Soon after, the court moved to Greenwich. Elizabeth had displayed herself for the admiration of the French among the flowers and stars of Whit
ehall, and given them good sport with the bears too; now she intended to impress them with a muster of England’s soldiers. In Greenwich park there were drillings and mock fights and reviews, and after them, more banquets among the summer flowers of England, and martial exercises such as tilting by torchlight beside the summer river. Fireworks made a crown of gold over Greenwich, to show that the Queen was there.

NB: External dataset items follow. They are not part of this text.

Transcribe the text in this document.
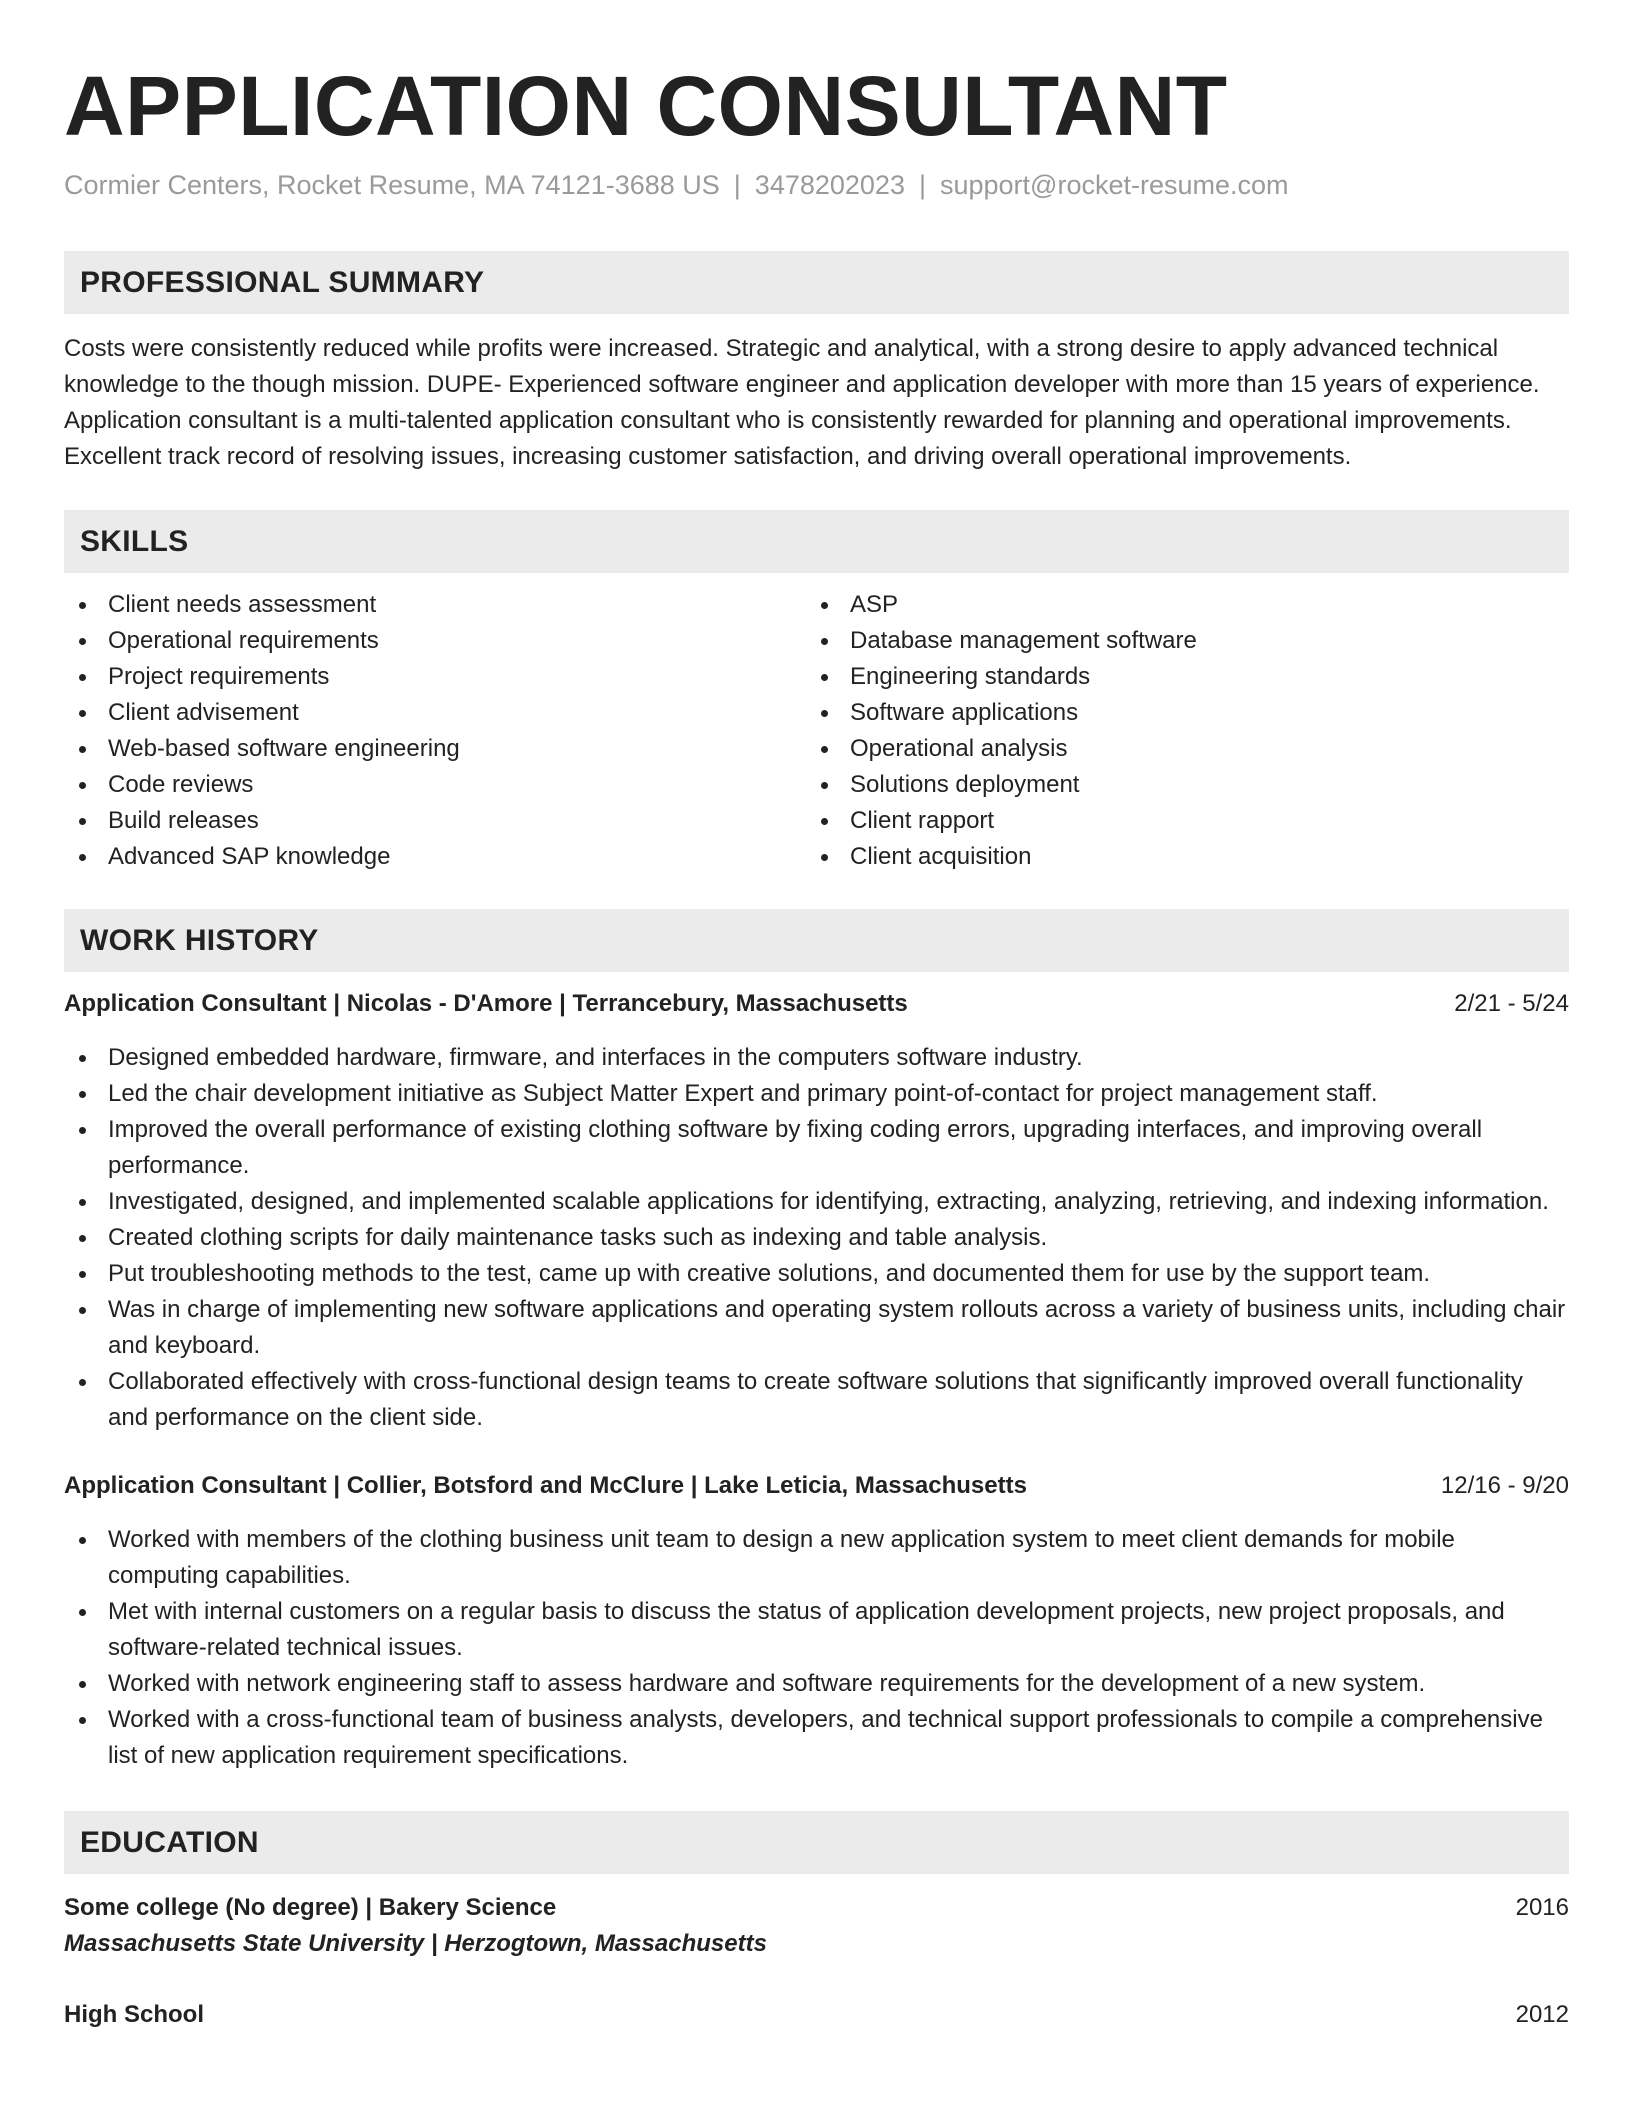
APPLICATION CONSULTANT
Cormier Centers, Rocket Resume, MA 74121-3688 US | 3478202023 | support@rocket-resume.com
PROFESSIONAL SUMMARY
Costs were consistently reduced while profits were increased. Strategic and analytical, with a strong desire to apply advanced technical knowledge to the though mission. DUPE- Experienced software engineer and application developer with more than 15 years of experience. Application consultant is a multi-talented application consultant who is consistently rewarded for planning and operational improvements. Excellent track record of resolving issues, increasing customer satisfaction, and driving overall operational improvements.
SKILLS
Client needs assessment
Operational requirements
Project requirements
Client advisement
Web-based software engineering
Code reviews
Build releases
Advanced SAP knowledge
ASP
Database management software
Engineering standards
Software applications
Operational analysis
Solutions deployment
Client rapport
Client acquisition
WORK HISTORY
Application Consultant | Nicolas - D'Amore | Terrancebury, Massachusetts	2/21 - 5/24
Designed embedded hardware, firmware, and interfaces in the computers software industry.
Led the chair development initiative as Subject Matter Expert and primary point-of-contact for project management staff.
Improved the overall performance of existing clothing software by fixing coding errors, upgrading interfaces, and improving overall performance.
Investigated, designed, and implemented scalable applications for identifying, extracting, analyzing, retrieving, and indexing information.
Created clothing scripts for daily maintenance tasks such as indexing and table analysis.
Put troubleshooting methods to the test, came up with creative solutions, and documented them for use by the support team.
Was in charge of implementing new software applications and operating system rollouts across a variety of business units, including chair and keyboard.
Collaborated effectively with cross-functional design teams to create software solutions that significantly improved overall functionality and performance on the client side.
Application Consultant | Collier, Botsford and McClure | Lake Leticia, Massachusetts	12/16 - 9/20
Worked with members of the clothing business unit team to design a new application system to meet client demands for mobile computing capabilities.
Met with internal customers on a regular basis to discuss the status of application development projects, new project proposals, and software-related technical issues.
Worked with network engineering staff to assess hardware and software requirements for the development of a new system.
Worked with a cross-functional team of business analysts, developers, and technical support professionals to compile a comprehensive list of new application requirement specifications.
EDUCATION
Some college (No degree) | Bakery Science	2016
Massachusetts State University | Herzogtown, Massachusetts
High School	2012
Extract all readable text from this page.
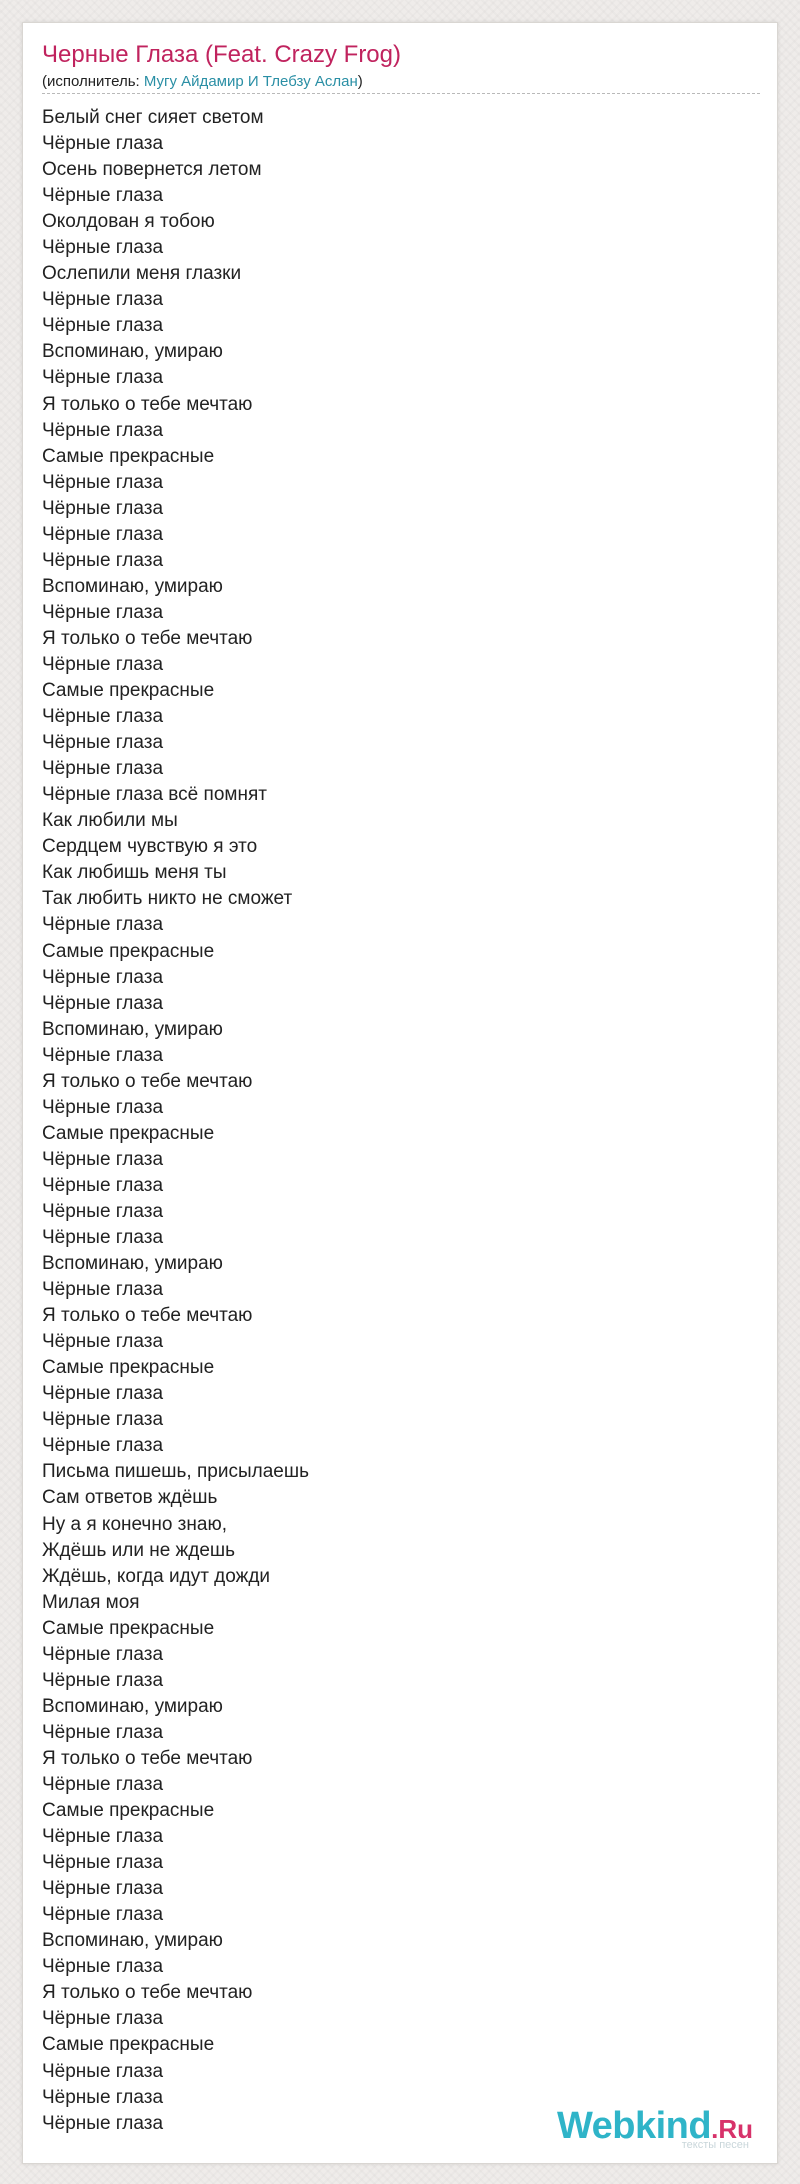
Черные Глаза (Feat. Crazy Frog)
(исполнитель: Мугу Айдамир И Тлебзу Аслан)
Белый снег сияет светом
Чёрные глаза
Осень повернется летом
Чёрные глаза
Околдован я тобою
Чёрные глаза
Ослепили меня глазки
Чёрные глаза
Чёрные глаза
Вспоминаю, умираю
Чёрные глаза
Я только о тебе мечтаю
Чёрные глаза
Самые прекрасные
Чёрные глаза
Чёрные глаза
Чёрные глаза
Чёрные глаза
Вспоминаю, умираю
Чёрные глаза
Я только о тебе мечтаю
Чёрные глаза
Самые прекрасные
Чёрные глаза
Чёрные глаза
Чёрные глаза
Чёрные глаза всё помнят
Как любили мы
Сердцем чувствую я это
Как любишь меня ты
Так любить никто не сможет
Чёрные глаза
Самые прекрасные
Чёрные глаза
Чёрные глаза
Вспоминаю, умираю
Чёрные глаза
Я только о тебе мечтаю
Чёрные глаза
Самые прекрасные
Чёрные глаза
Чёрные глаза
Чёрные глаза
Чёрные глаза
Вспоминаю, умираю
Чёрные глаза
Я только о тебе мечтаю
Чёрные глаза
Самые прекрасные
Чёрные глаза
Чёрные глаза
Чёрные глаза
Письма пишешь, присылаешь
Сам ответов ждёшь
Ну а я конечно знаю,
Ждёшь или не ждешь
Ждёшь, когда идут дожди
Милая моя
Самые прекрасные
Чёрные глаза
Чёрные глаза
Вспоминаю, умираю
Чёрные глаза
Я только о тебе мечтаю
Чёрные глаза
Самые прекрасные
Чёрные глаза
Чёрные глаза
Чёрные глаза
Чёрные глаза
Вспоминаю, умираю
Чёрные глаза
Я только о тебе мечтаю
Чёрные глаза
Самые прекрасные
Чёрные глаза
Чёрные глаза
Чёрные глаза	Webkind.Ru
тексты песен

The Queen went to Woolwich dockyard to name a new-built ship, the Elizabeth Jonah, because she had been delivered from imprisonment and death like Jonah from the belly of the whale. Woolwich lay downstream, beyond the last great U-bend in the Thames, after which the river began to straighten out towards Gravesend and Tilbury. They took the long route to Woolwich by river, a fleet with all the royal flags flying, trumpets blowing, white gulls swooping round the gold prow of the royal barge. The Queen dined upon her new ship and was saluted once more by fireworks and by the crash of real guns. One old man remembered the launching of the Great Harry, when King Henry had blown his gold whistle loud as a trumpet and drunk good luck to his ship in half a pint of Malmsey. Then Elizabeth dined upon her Elizabeth Jonah, just as her father and Queen Katherine Parr, her dear mother, had done on the Great Harry at Portsmouth, just before the Mary Rose went down.
The Queen wore success and enjoyment like a crown of delight, and for those about her this summer was spent half delirious with joy and feasting and wine, dazzled by the explosions of fireworks and falling golden rain. She surely heralded a new Golden Age upon the earth of England.
*
‘All the villains in the world are to be found on Shooter’s Hill at one time or another, or camped on Blackheath.’
‘So I take to the road among the vagabonds! Robin, will you protect me?’
‘To the death, your Majesty!’ Lord Robert’s manly voice ran like a counterpoint to the Queen’s high one. Their voices danced, wove patterns in the July sunshine, with the playful ease and harmony of lovers.
The Queen had taken to the road into Kent on the first short progress of her reign. Her Master of Horse, as was his duty, rode at her side. Blackheath had a holiday look, the normal users of the road drawn up on either side to have a look at the court. Besides, they had to get out of the way. Splendid as the Queen and her court were, the people of the road were a colourful lot also. Some wore the castoffs of the great, some outrageous gear of their own fancy. Bright but dirty, and offensive to the nose. There was a band of roving players, all in tatty feathers and tarnished gold lace — one raised a Roman helmet and bowed.